B.) If the available runway length is only 75 meters, we can use the same equation of motion to find the minimum constant acceleration the plane would need:
(34.72)^2 = 0^2 + 2(a)(75)
1203.78 = 150a
a ≈ 8.02 m/s^2
Therefore, the minimum constant acceleration the plane would need to take off safely with a runway length of 75 meters is approximately 8.02 m/s^2.
C.) To find how long the plane will take to take off with a runway length of 75 meters and the acceleration found in question B, we can use the equation of motion:
v = u + at
where:
v = final velocity (takeoff speed) = 34.72 m/s
u = initial velocity = 0 (since the plane starts from rest)
a = acceleration = 8.02 m/s^2
t = time
Substituting the given values into the equation, we can solve for t:
34.72 = 0 + (8.02)t
t ≈ 4.33 seconds
Therefore, the plane will take approximately 4.33 seconds to take off with a runway length of 75 meters and an acceleration of 8.02 m/s^2.
D.) To find how long the airplane will take to come to rest after landing, we can use the equation of motion:
v = u + at
where:
v = final velocity = 0 (since the airplane comes to rest)
u = initial velocity = 500 km/h = 500 * (1000/3600) m/s ≈ 138.89 m/s
a = acceleration = -4.5 m/s^2 (negative sign indicates deceleration)
t = time
Substituting the given values into the equation, we can solve for t:
0 = 138.89 - (4.5)t
t ≈ 30.86 seconds
Therefore, the airplane will take approximately 30.86 seconds to come to rest after landing.
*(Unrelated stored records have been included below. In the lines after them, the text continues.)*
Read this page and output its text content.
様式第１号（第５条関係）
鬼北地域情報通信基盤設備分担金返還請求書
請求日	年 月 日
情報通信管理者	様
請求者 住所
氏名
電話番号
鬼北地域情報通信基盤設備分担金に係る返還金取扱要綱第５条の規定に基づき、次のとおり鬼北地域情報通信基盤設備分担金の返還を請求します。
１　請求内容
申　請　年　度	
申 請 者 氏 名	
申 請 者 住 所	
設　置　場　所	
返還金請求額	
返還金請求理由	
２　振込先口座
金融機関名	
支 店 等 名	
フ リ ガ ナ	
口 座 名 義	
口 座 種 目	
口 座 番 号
E.) To determine if the plane will be able to land safely on a runway length of 1000 yards, we need to convert the runway length to meters:
1 yard = 0.9144 meters
1000 yards = 914.4 meters
Since the length of the runway is greater than the distance required for the plane to take off safely (106.92 meters), the plane will be able to land safely on a 1000 yard long runway.